Except security vulnerabilities can’t be “fixed later” once attackers find them first.
A Reddit story from January perfectly illustrates this. A team used AI to generate their entire application—database queries, auth flows, everything. They were thrilled with the speed. The AI even suggested version “16.0.0” for their first release.
One week after deployment, their server was hacked.
The developer sharing the story wasn’t surprised. Looking at the codebase, they could immediately identify multiple vulnerabilities the AI had introduced. The attackers found them too.
The Enterprise Problem
This isn’t just indie hackers shipping broken MVPs. Kusari’s 2026 Application Security report found that 85% of organizations using AI coding tools lack the security processes to catch AI-introduced vulnerabilities.

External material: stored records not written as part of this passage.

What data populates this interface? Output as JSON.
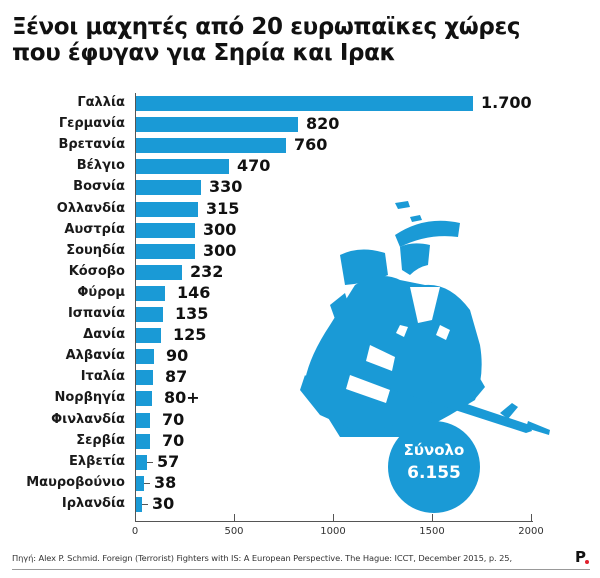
{
  "header": {
    "title_line1": "Ξένοι μαχητές από 20 ευρωπαϊκες χώρες",
    "title_line2": "που έφυγαν για Σηρία και Ιρακ"
  },
  "total": {
    "label": "Σύνολο",
    "value": "6.155"
  },
  "footer": {
    "source": "Πηγή: Alex P. Schmid. Foreign (Terrorist) Fighters with IS: A European Perspective. The Hague: ICCT, December 2015, p. 25,",
    "logo": "P"
  },
  "colors": {
    "bar": "#1a9ad6",
    "logo_dot": "#e0202d"
  },
  "axis": {
    "ticks": [
      "0",
      "500",
      "1000",
      "1500",
      "2000"
    ]
  },
  "chart_data": {
    "type": "bar",
    "orientation": "horizontal",
    "title": "Ξένοι μαχητές από 20 ευρωπαϊκες χώρες που έφυγαν για Σηρία και Ιρακ",
    "xlabel": "",
    "ylabel": "",
    "xlim": [
      0,
      2000
    ],
    "xticks": [
      0,
      500,
      1000,
      1500,
      2000
    ],
    "grid": false,
    "legend": null,
    "categories": [
      "Γαλλία",
      "Γερμανία",
      "Βρετανία",
      "Βέλγιο",
      "Βοσνία",
      "Ολλανδία",
      "Αυστρία",
      "Σουηδία",
      "Κόσοβο",
      "Φύρομ",
      "Ισπανία",
      "Δανία",
      "Αλβανία",
      "Ιταλία",
      "Νορβηγία",
      "Φινλανδία",
      "Σερβία",
      "Ελβετία",
      "Μαυροβούνιο",
      "Ιρλανδία"
    ],
    "values": [
      1700,
      820,
      760,
      470,
      330,
      315,
      300,
      300,
      232,
      146,
      135,
      125,
      90,
      87,
      80,
      70,
      70,
      57,
      38,
      30
    ],
    "value_labels": [
      "1.700",
      "820",
      "760",
      "470",
      "330",
      "315",
      "300",
      "300",
      "232",
      "146",
      "135",
      "125",
      "90",
      "87",
      "80+",
      "70",
      "70",
      "57",
      "38",
      "30"
    ],
    "annotations": [
      "Σύνολο 6.155"
    ],
    "source": "Πηγή: Alex P. Schmid. Foreign (Terrorist) Fighters with IS: A European Perspective. The Hague: ICCT, December 2015, p. 25,"
  }
}
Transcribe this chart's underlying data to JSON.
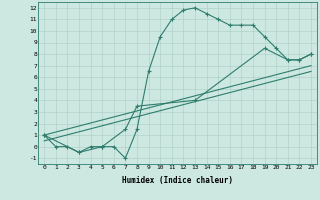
{
  "xlabel": "Humidex (Indice chaleur)",
  "ylabel": "",
  "bg_color": "#cde8e0",
  "line_color": "#2e7d6e",
  "xlim": [
    -0.5,
    23.5
  ],
  "ylim": [
    -1.5,
    12.5
  ],
  "xticks": [
    0,
    1,
    2,
    3,
    4,
    5,
    6,
    7,
    8,
    9,
    10,
    11,
    12,
    13,
    14,
    15,
    16,
    17,
    18,
    19,
    20,
    21,
    22,
    23
  ],
  "yticks": [
    -1,
    0,
    1,
    2,
    3,
    4,
    5,
    6,
    7,
    8,
    9,
    10,
    11,
    12
  ],
  "line1": {
    "x": [
      0,
      1,
      2,
      3,
      4,
      5,
      6,
      7,
      8,
      9,
      10,
      11,
      12,
      13,
      14,
      15,
      16,
      17,
      18,
      19,
      20,
      21,
      22,
      23
    ],
    "y": [
      1,
      0,
      0,
      -0.5,
      0,
      0,
      0,
      -1,
      1.5,
      6.5,
      9.5,
      11,
      11.8,
      12,
      11.5,
      11,
      10.5,
      10.5,
      10.5,
      9.5,
      8.5,
      7.5,
      7.5,
      8
    ]
  },
  "line2": {
    "x": [
      0,
      3,
      5,
      7,
      8,
      13,
      19,
      21,
      22,
      23
    ],
    "y": [
      1,
      -0.5,
      0,
      1.5,
      3.5,
      4,
      8.5,
      7.5,
      7.5,
      8
    ]
  },
  "line3": {
    "x": [
      0,
      23
    ],
    "y": [
      1,
      7
    ]
  },
  "line4": {
    "x": [
      0,
      23
    ],
    "y": [
      0.5,
      6.5
    ]
  }
}
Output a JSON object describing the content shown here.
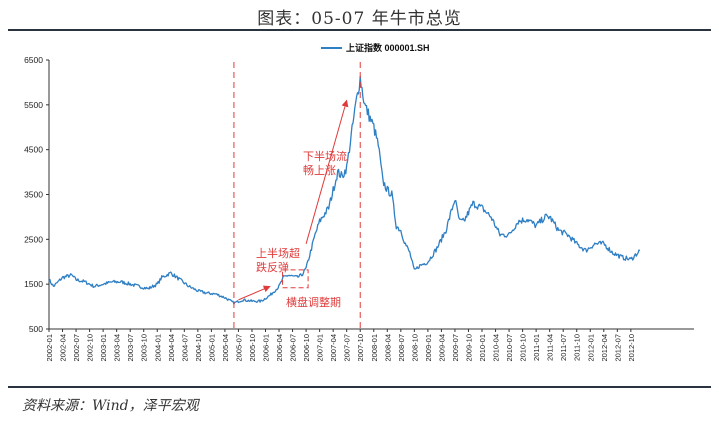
{
  "header": {
    "title": "图表：05-07 年牛市总览"
  },
  "footer": {
    "source": "资料来源：Wind，泽平宏观"
  },
  "chart_data": {
    "type": "line",
    "title": "",
    "xlabel": "",
    "ylabel": "",
    "legend": {
      "position": "top-center",
      "entries": [
        "上证指数 000001.SH"
      ]
    },
    "ylim": [
      500,
      6500
    ],
    "yticks": [
      500,
      1500,
      2500,
      3500,
      4500,
      5500,
      6500
    ],
    "grid": false,
    "colors": {
      "series": "#2e7fc4",
      "annotation": "#e03b3b"
    },
    "xtick_labels": [
      "2002-01",
      "2002-04",
      "2002-07",
      "2002-10",
      "2003-01",
      "2003-04",
      "2003-07",
      "2003-10",
      "2004-01",
      "2004-04",
      "2004-07",
      "2004-10",
      "2005-01",
      "2005-04",
      "2005-07",
      "2005-10",
      "2006-01",
      "2006-04",
      "2006-07",
      "2006-10",
      "2007-01",
      "2007-04",
      "2007-07",
      "2007-10",
      "2008-01",
      "2008-04",
      "2008-07",
      "2008-10",
      "2009-01",
      "2009-04",
      "2009-07",
      "2009-10",
      "2010-01",
      "2010-04",
      "2010-07",
      "2010-10",
      "2011-01",
      "2011-04",
      "2011-07",
      "2011-10",
      "2012-01",
      "2012-04",
      "2012-07",
      "2012-10"
    ],
    "series": [
      {
        "name": "上证指数 000001.SH",
        "x": [
          "2002-01",
          "2002-02",
          "2002-04",
          "2002-06",
          "2002-07",
          "2002-09",
          "2002-11",
          "2003-01",
          "2003-03",
          "2003-05",
          "2003-07",
          "2003-09",
          "2003-11",
          "2004-01",
          "2004-02",
          "2004-04",
          "2004-06",
          "2004-08",
          "2004-10",
          "2004-12",
          "2005-02",
          "2005-04",
          "2005-06",
          "2005-08",
          "2005-10",
          "2005-12",
          "2006-02",
          "2006-04",
          "2006-05",
          "2006-06",
          "2006-08",
          "2006-09",
          "2006-10",
          "2006-12",
          "2007-01",
          "2007-03",
          "2007-05",
          "2007-06",
          "2007-07",
          "2007-08",
          "2007-09",
          "2007-10",
          "2007-11",
          "2008-01",
          "2008-02",
          "2008-03",
          "2008-04",
          "2008-05",
          "2008-06",
          "2008-07",
          "2008-08",
          "2008-09",
          "2008-10",
          "2008-11",
          "2009-01",
          "2009-03",
          "2009-05",
          "2009-07",
          "2009-08",
          "2009-09",
          "2009-11",
          "2010-01",
          "2010-03",
          "2010-05",
          "2010-07",
          "2010-09",
          "2010-11",
          "2011-01",
          "2011-03",
          "2011-04",
          "2011-06",
          "2011-08",
          "2011-10",
          "2011-12",
          "2012-02",
          "2012-04",
          "2012-06",
          "2012-08",
          "2012-10",
          "2012-12"
        ],
        "values": [
          1600,
          1450,
          1650,
          1700,
          1600,
          1550,
          1450,
          1500,
          1550,
          1550,
          1500,
          1450,
          1400,
          1500,
          1650,
          1750,
          1600,
          1450,
          1350,
          1300,
          1280,
          1200,
          1080,
          1150,
          1120,
          1120,
          1250,
          1450,
          1650,
          1700,
          1650,
          1700,
          1850,
          2600,
          2900,
          3200,
          4000,
          3900,
          4100,
          4800,
          5500,
          6100,
          5500,
          5000,
          4600,
          3800,
          3600,
          3500,
          2800,
          2700,
          2400,
          2200,
          1800,
          1900,
          2000,
          2300,
          2700,
          3400,
          2900,
          2900,
          3300,
          3200,
          3000,
          2600,
          2600,
          2900,
          2950,
          2800,
          3000,
          3000,
          2700,
          2600,
          2400,
          2250,
          2400,
          2400,
          2200,
          2100,
          2050,
          2250
        ]
      }
    ],
    "annotations": [
      {
        "text_lines": [
          "上半场超",
          "跌反弹"
        ]
      },
      {
        "text_lines": [
          "下半场流",
          "畅上涨"
        ]
      },
      {
        "text_lines": [
          "横盘调整期"
        ]
      }
    ]
  }
}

Meanwhile, Claude Code alone accounts for over 4% of public commits on GitHub—and that number keeps climbing. More AI code means more AI vulnerabilities, and most teams aren’t equipped to catch them.
The math is brutal: If 60-65% of AI-generated codebases contain exploitable vulnerabilities (as security researchers estimate), and vibe coding adoption keeps accelerating, we’re heading toward a security crisis of unprecedented scale.
What This Means for You
If you’re using AI to generate code—and let’s be honest, most of us are—you need systematic security testing. Not code review. Not hoping for the best. Actual security testing that catches the predictable vulnerabilities AI introduces.
The good news is these vulnerabilities are predictable. AI makes the same categories of mistakes repeatedly: missing input validation, broken auth, data over-exposure, insecure dependencies. You can build checklists and automated tests specifically for AI-introduced flaws.
The bad news is most teams aren’t doing this. They’re trusting AI output the same way they’d trust senior developer output, then acting shocked when attackers find the holes AI left behind.
Georgia Tech’s data shows us where this is heading. 35 CVEs in March, 583% growth in three months, and that’s just the cases they can detect. The real number is likely 5-10x higher.
The vibe coding revolution promised us software at the speed of thought. What we got was vulnerabilities at the speed of thought too.
Your AI can ship code faster than ever. Can your security keep up?